MANUEL MÉNDEZ - O GROVE
Antonio Fraga, "Tucho", es uno de esos hombres de mar que sufren en carne propia las terribles consecuencias de los vientos huracanados que el jueves de madrugada arrasaron O Salnés y Ullán. Es uno de esos mejilloneros que vieron cómo su trabajo se perdía en un par de horas. Su batea fue arrasada por el fuerte oleaje y acabó sobre la playa de As Pipas, totalmente destrozada.
– Usted es uno de los damnificados del fuerte temporal de viento... ¿Qué ocurrió?
– Pues que fue un temporal de locura. Hizo que la batea se soltara (del muerto en el que estaba amarrada, en el polígono Grove C4) y la corriente la arrastró de un lado a otro, la golpeó contra las rocas y acabó tirando los restos en la playa de As Pipas.
– ¿Puede aprovechar algo de su parque o es de esos que ya no sirven para nada?
– Está completamente inutilizada. El mar la reventó por completo contra las rocas y lo único que envió a tierra fue un amasijo de madera.
– ¿En cuánto estima las pérdidas? ¿Perdió sólo la batea o la tenía cargada de mejillón?
– Lo perdí todo, tanto la batea como las cerca de 450 cuerdas que tenía en ella, prácticamente la mitad con mejillón listo para servir al mercado, quizás en Semana Santa, y la otra mitad reservada para más adelante. El mar golpeó la batea con tanta fuerza que además de reventarla limpió completamente las cuerdas y dejó los bidones (flotadores) sin el poliéster y llenos de agujeros. Calculo que las pérdidas por el mejillón pueden rondar los 20.000 euros, y en cuanto a la batea, no me queda más remedio que hacer otra completamente nueva y creo que cuestan entre 40.000 y 50.000 euros. Además no sólo pierdo ahora, sino que después de colocar la nueva batea tengo que esperar hasta tener de nuevo producción con la que empezar a obtener ingresos. Esta situación es terrible, porque pierdo tanto el trabajo realizado durante el último año como la fuente de ingresos de la que vivo hasta dentro de, al menos, un año y medio.
– ¿La batea es suya o compartida?
– Esta es mía, aunque la trabajo con mi cuñado, mi hermano y mi padre.

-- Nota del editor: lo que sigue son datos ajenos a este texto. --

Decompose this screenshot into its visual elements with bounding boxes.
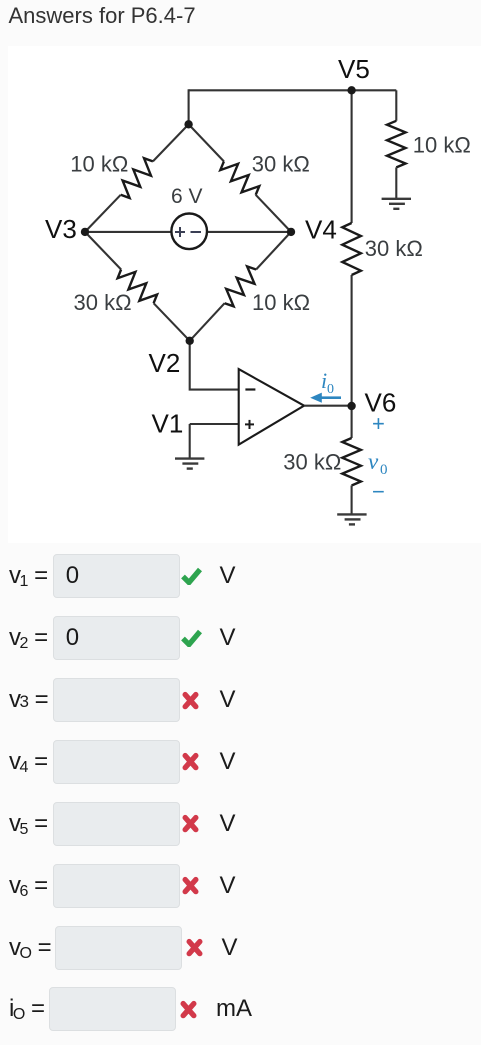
wire arm bottom-left upper <box>85 232 121 270</box>
form row v6 <box>9 872 48 900</box>
svg-text:v: v <box>368 449 379 474</box>
node V2 dot <box>186 337 194 345</box>
svg-text:30 kΩ: 30 kΩ <box>283 450 341 475</box>
wire mid vertical to V6 <box>351 275 353 438</box>
wire top horizontal <box>189 89 397 91</box>
opamp minus symbol <box>245 388 255 390</box>
wire V1 to opamp plus <box>190 423 239 425</box>
wire opamp output to V6 <box>304 405 352 407</box>
wire V2 to opamp minus <box>190 341 239 390</box>
resistor 30 kOhm top-right arm <box>220 161 259 194</box>
resistor 30k mid <box>342 223 361 275</box>
ground right branch <box>382 199 411 209</box>
resistor 30 kOhm bottom-left arm <box>118 270 158 304</box>
node V3 dot <box>81 228 89 236</box>
resistor 10k right branch <box>387 121 406 168</box>
wire bridge center left <box>85 231 172 233</box>
voltage source 6V <box>171 214 207 250</box>
svg-text:V2: V2 <box>149 348 181 378</box>
svg-text:V1: V1 <box>152 409 184 439</box>
svg-text:30 kΩ: 30 kΩ <box>74 290 132 315</box>
svg-text:V3: V3 <box>45 214 77 244</box>
node dot top vertex <box>184 120 192 128</box>
svg-text:30 kΩ: 30 kΩ <box>365 236 423 261</box>
resistor 30k vo <box>342 438 361 486</box>
svg-text:30 kΩ: 30 kΩ <box>252 151 310 176</box>
wire V1 down to ground <box>189 424 191 458</box>
node V6 dot <box>347 402 355 410</box>
svg-text:10 kΩ: 10 kΩ <box>70 151 128 176</box>
wire arm top-right lower <box>256 195 291 232</box>
wire top vertex drop <box>188 89 190 124</box>
node V5 dot <box>347 86 355 94</box>
form row v4 <box>9 748 48 776</box>
wire V5 vertical down to resistor <box>351 90 353 223</box>
wire arm bottom-right lower <box>190 303 225 341</box>
wire right branch down <box>395 90 397 121</box>
wire bridge center right <box>207 231 291 233</box>
wire arm bottom-left lower <box>154 303 190 341</box>
svg-text:6 V: 6 V <box>171 185 203 208</box>
form row v5 <box>9 810 48 838</box>
6V source polarity <box>175 227 201 237</box>
node V4 dot <box>287 228 295 236</box>
resistor 10 kOhm top-left arm <box>121 158 153 198</box>
wire arm top-left upper <box>153 124 189 161</box>
wire vo resistor to ground <box>351 486 353 514</box>
svg-text:−: − <box>372 479 385 504</box>
resistor 10 kOhm bottom-right arm <box>225 266 257 306</box>
svg-text:+: + <box>372 411 385 436</box>
svg-text:0: 0 <box>327 382 334 397</box>
op-amp U1 <box>239 369 304 445</box>
current arrow io <box>310 393 341 403</box>
form row iO <box>9 995 45 1023</box>
wire arm top-right upper <box>189 124 224 161</box>
svg-text:10 kΩ: 10 kΩ <box>413 132 471 157</box>
svg-text:V5: V5 <box>338 54 370 84</box>
form row v3 <box>9 686 49 714</box>
svg-text:V4: V4 <box>305 215 337 245</box>
wire arm bottom-right upper <box>256 232 291 270</box>
form row v2 <box>9 624 48 652</box>
ground vo <box>337 514 366 524</box>
wire arm top-left lower <box>85 195 121 232</box>
opamp plus symbol <box>245 420 254 429</box>
form row vO <box>9 934 52 962</box>
svg-text:0: 0 <box>380 462 388 478</box>
ground V1 <box>175 459 204 469</box>
form row v1 <box>9 562 48 590</box>
wire right branch to ground <box>395 167 397 198</box>
svg-text:10 kΩ: 10 kΩ <box>252 290 310 315</box>
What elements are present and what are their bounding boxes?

– ¿Y ahora qué? ¿Se hace cargo el seguro o tiene que desembolsar usted todo el dinero para construir el nuevo vivero?
– Los seguros pagan como cuando hay un siniestro con los coches, por la fecha de matriculación. En este caso pagan dependiendo de la edad de la batea, pero lo que puede corresponderme no llega para nada, pues ya era vieja. No me queda otro remedio que volver a hipotecarme hasta las orejas, cerrar los ojos y tratar de salir adelante.
– ¿Ha pensado en dejar la actividad mejillonera?
– No me lo planteo porque vivimos de este sector, aunque sea malamente. Tengo 43 años y llevo desde los 23 en la batea, por eso debo seguir adelante como sea. Tengo dos hijos, él estudiando en Pontevedra y ella, en A Coruña. Tengo una familia que mantener y no queda más remedio que tratar de salir del pozo.
– No parece sencillo tal y como está el sector productor.
– No lo es. Efectivamente, el sector ya está mal desde hace mucho tiempo, pero ahora esto me arruina por completo. Pero hay que agarrarse a la vela mientras haya viento.
– Se le ve muy afectado...
– Y lo estoy. Cuando vi lo sucedido se me cayó el alma al suelo.